Durante muchos años, el método fue funcional. Existió un poder robusto al lado de una sociedad débil, maniatada.
La democracia, el estado de derecho y las prácticas de interrelación social y política fueron las principales víctimas. Consecuentemente, la corrupción tendría que convertirse no sólo en práctica cotidiana sino en motor del aparato político. En esos años, cuando el crimen organizado emergía, el fortalecimiento del estado de derecho y la profesionalización de los cuerpos de seguridad habrían sido la respuesta correcta. Pero el cáncer de la corrupción y las normas del proceder del poder controlador optaron por minimizar al fenómeno, tratar de controlarlo mediante componendas y acuerdos y cerrar los ojos. Ayotzinapa y Zinapécuaro dan cuenta de la gravedad de esas decisiones.
El hoy INE, así como otros órganos autónomos, son expresiones de resistencia a ese sistema de poder controlador. Desde sus debilidades, grupos de la sociedad civil construyeron fuerzas y llegaron a crear y consolidar instituciones orientadas a recomponer al sistema social todo, incluyendo el sistema político. El instituto electoral ha sido una de las más exitosas de esas instituciones.

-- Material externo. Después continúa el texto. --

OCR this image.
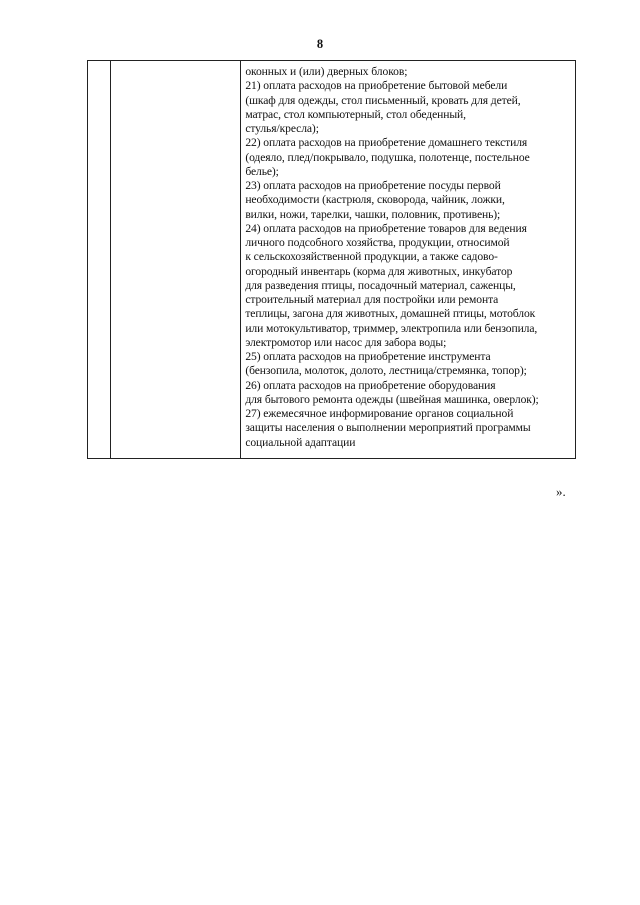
8

оконных и (или) дверных блоков;
21) оплата расходов на приобретение бытовой мебели
(шкаф для одежды, стол письменный, кровать для детей,
матрас, стол компьютерный, стол обеденный,
стулья/кресла);
22) оплата расходов на приобретение домашнего текстиля
(одеяло, плед/покрывало, подушка, полотенце, постельное
белье);
23) оплата расходов на приобретение посуды первой
необходимости (кастрюля, сковорода, чайник, ложки,
вилки, ножи, тарелки, чашки, половник, противень);
24) оплата расходов на приобретение товаров для ведения
личного подсобного хозяйства, продукции, относимой
к сельскохозяйственной продукции, а также садово-
огородный инвентарь (корма для животных, инкубатор
для разведения птицы, посадочный материал, саженцы,
строительный материал для постройки или ремонта
теплицы, загона для животных, домашней птицы, мотоблок
или мотокультиватор, триммер, электропила или бензопила,
электромотор или насос для забора воды;
25) оплата расходов на приобретение инструмента
(бензопила, молоток, долото, лестница/стремянка, топор);
26) оплата расходов на приобретение оборудования
для бытового ремонта одежды (швейная машинка, оверлок);
27) ежемесячное информирование органов социальной
защиты населения о выполнении мероприятий программы
социальной адаптации
».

Conseguir la democracia electoral no fue sencillo, pero se alcanzó. Eso permitió que otras instituciones emergieran para tratar de poner freno al autoritarismo y a los abusos del poder. El instituto no es perfecto y nadie cree que no requiera modificaciones. Sin embargo, su permanencia es necesaria. La propuesta electoral del presidente busca minar la independencia conseguida por los órganos electorales. López Obrador, como todos los que lo han antecedido en la presidencia, añora la posesión del poder absoluto.

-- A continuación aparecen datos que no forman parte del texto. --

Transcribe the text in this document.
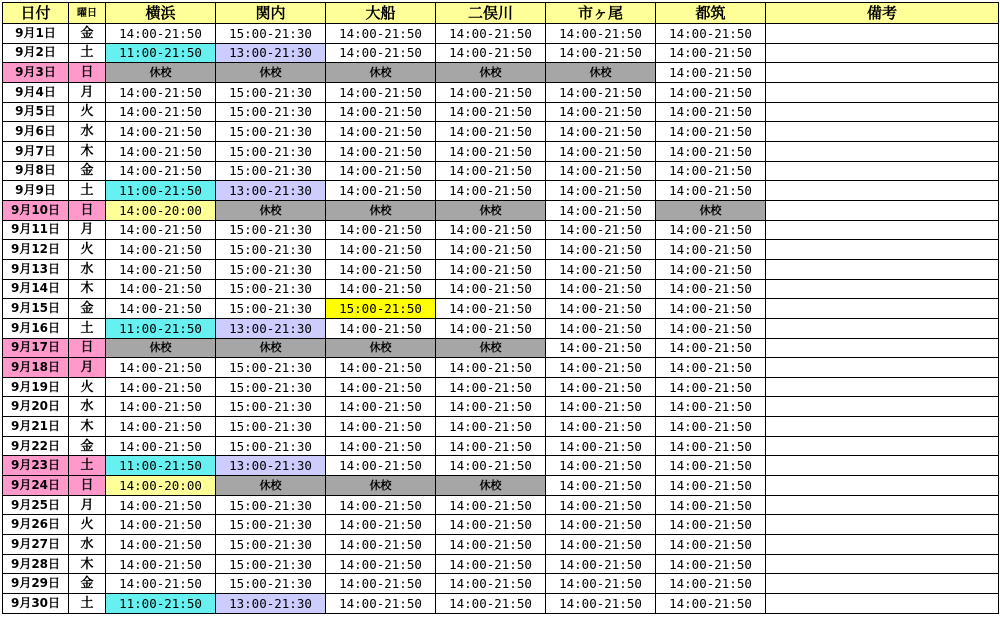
日付	曜日	横浜	関内	大船	二俣川	市ヶ尾	都筑	備考
9月1日	金	14:00-21:50	15:00-21:30	14:00-21:50	14:00-21:50	14:00-21:50	14:00-21:50	
9月2日	土	11:00-21:50	13:00-21:30	14:00-21:50	14:00-21:50	14:00-21:50	14:00-21:50	
9月3日	日	休校	休校	休校	休校	休校	14:00-21:50	
9月4日	月	14:00-21:50	15:00-21:30	14:00-21:50	14:00-21:50	14:00-21:50	14:00-21:50	
9月5日	火	14:00-21:50	15:00-21:30	14:00-21:50	14:00-21:50	14:00-21:50	14:00-21:50	
9月6日	水	14:00-21:50	15:00-21:30	14:00-21:50	14:00-21:50	14:00-21:50	14:00-21:50	
9月7日	木	14:00-21:50	15:00-21:30	14:00-21:50	14:00-21:50	14:00-21:50	14:00-21:50	
9月8日	金	14:00-21:50	15:00-21:30	14:00-21:50	14:00-21:50	14:00-21:50	14:00-21:50	
9月9日	土	11:00-21:50	13:00-21:30	14:00-21:50	14:00-21:50	14:00-21:50	14:00-21:50	
9月10日	日	14:00-20:00	休校	休校	休校	14:00-21:50	休校	
9月11日	月	14:00-21:50	15:00-21:30	14:00-21:50	14:00-21:50	14:00-21:50	14:00-21:50	
9月12日	火	14:00-21:50	15:00-21:30	14:00-21:50	14:00-21:50	14:00-21:50	14:00-21:50	
9月13日	水	14:00-21:50	15:00-21:30	14:00-21:50	14:00-21:50	14:00-21:50	14:00-21:50	
9月14日	木	14:00-21:50	15:00-21:30	14:00-21:50	14:00-21:50	14:00-21:50	14:00-21:50	
9月15日	金	14:00-21:50	15:00-21:30	15:00-21:50	14:00-21:50	14:00-21:50	14:00-21:50	
9月16日	土	11:00-21:50	13:00-21:30	14:00-21:50	14:00-21:50	14:00-21:50	14:00-21:50	
9月17日	日	休校	休校	休校	休校	14:00-21:50	14:00-21:50	
9月18日	月	14:00-21:50	15:00-21:30	14:00-21:50	14:00-21:50	14:00-21:50	14:00-21:50	
9月19日	火	14:00-21:50	15:00-21:30	14:00-21:50	14:00-21:50	14:00-21:50	14:00-21:50	
9月20日	水	14:00-21:50	15:00-21:30	14:00-21:50	14:00-21:50	14:00-21:50	14:00-21:50	
9月21日	木	14:00-21:50	15:00-21:30	14:00-21:50	14:00-21:50	14:00-21:50	14:00-21:50	
9月22日	金	14:00-21:50	15:00-21:30	14:00-21:50	14:00-21:50	14:00-21:50	14:00-21:50	
9月23日	土	11:00-21:50	13:00-21:30	14:00-21:50	14:00-21:50	14:00-21:50	14:00-21:50	
9月24日	日	14:00-20:00	休校	休校	休校	14:00-21:50	14:00-21:50	
9月25日	月	14:00-21:50	15:00-21:30	14:00-21:50	14:00-21:50	14:00-21:50	14:00-21:50	
9月26日	火	14:00-21:50	15:00-21:30	14:00-21:50	14:00-21:50	14:00-21:50	14:00-21:50	
9月27日	水	14:00-21:50	15:00-21:30	14:00-21:50	14:00-21:50	14:00-21:50	14:00-21:50	
9月28日	木	14:00-21:50	15:00-21:30	14:00-21:50	14:00-21:50	14:00-21:50	14:00-21:50	
9月29日	金	14:00-21:50	15:00-21:30	14:00-21:50	14:00-21:50	14:00-21:50	14:00-21:50	
9月30日	土	11:00-21:50	13:00-21:30	14:00-21:50	14:00-21:50	14:00-21:50	14:00-21:50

Por eso plantea un proceso diferente para la elección de los consejeros del instituto y los magistrados del Tribunal. Propone candidatos sugeridos por los tres Poderes, no por la ciudadanía. El objetivo es claro: que el partido en el poder retome el control absoluto de manera que sea posible recuperar el quehacer político de antaño. Nada más peligroso: retrasaríamos aún más la vía hacia la creación y consolidación del estado de derecho necesario para una convivencia más o menos estable y segura y la creación definitiva de las instituciones democráticas que soportarían ese contrato social.

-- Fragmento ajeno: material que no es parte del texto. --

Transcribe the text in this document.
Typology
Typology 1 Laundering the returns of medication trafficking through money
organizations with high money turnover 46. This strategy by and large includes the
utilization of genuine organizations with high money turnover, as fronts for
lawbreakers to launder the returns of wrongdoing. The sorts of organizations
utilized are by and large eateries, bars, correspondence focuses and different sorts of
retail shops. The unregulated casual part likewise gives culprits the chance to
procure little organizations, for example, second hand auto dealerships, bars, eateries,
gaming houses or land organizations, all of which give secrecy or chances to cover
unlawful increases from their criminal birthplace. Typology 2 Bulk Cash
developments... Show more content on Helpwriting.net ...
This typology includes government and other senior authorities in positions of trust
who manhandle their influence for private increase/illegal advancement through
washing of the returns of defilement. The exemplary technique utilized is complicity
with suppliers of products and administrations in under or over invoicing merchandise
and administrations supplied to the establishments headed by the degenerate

Que Ayotzinapa, Cocula, Zinapécuaro nos hagan abrir los ojos y despertar la memoria: nada hay más peligroso, hoy, en una sociedad compleja como la que es México que la de debilitar aún más a la sociedad civil, empoderar a un estado que actúa fuera de la ley (citemos de paso el caso de Gertz Manero) y entregar el poder todo a una persona, sea ésta quien fuere. Las historias de Caro Quintero y Don Neto no hacían imaginar, siquiera, a Ayotzinapa y Zinapécuaro. Si seguimos la ruta trazada por la reforma electoral propuesta por el presidente, ¿qué podremos llegar a ver en unos años?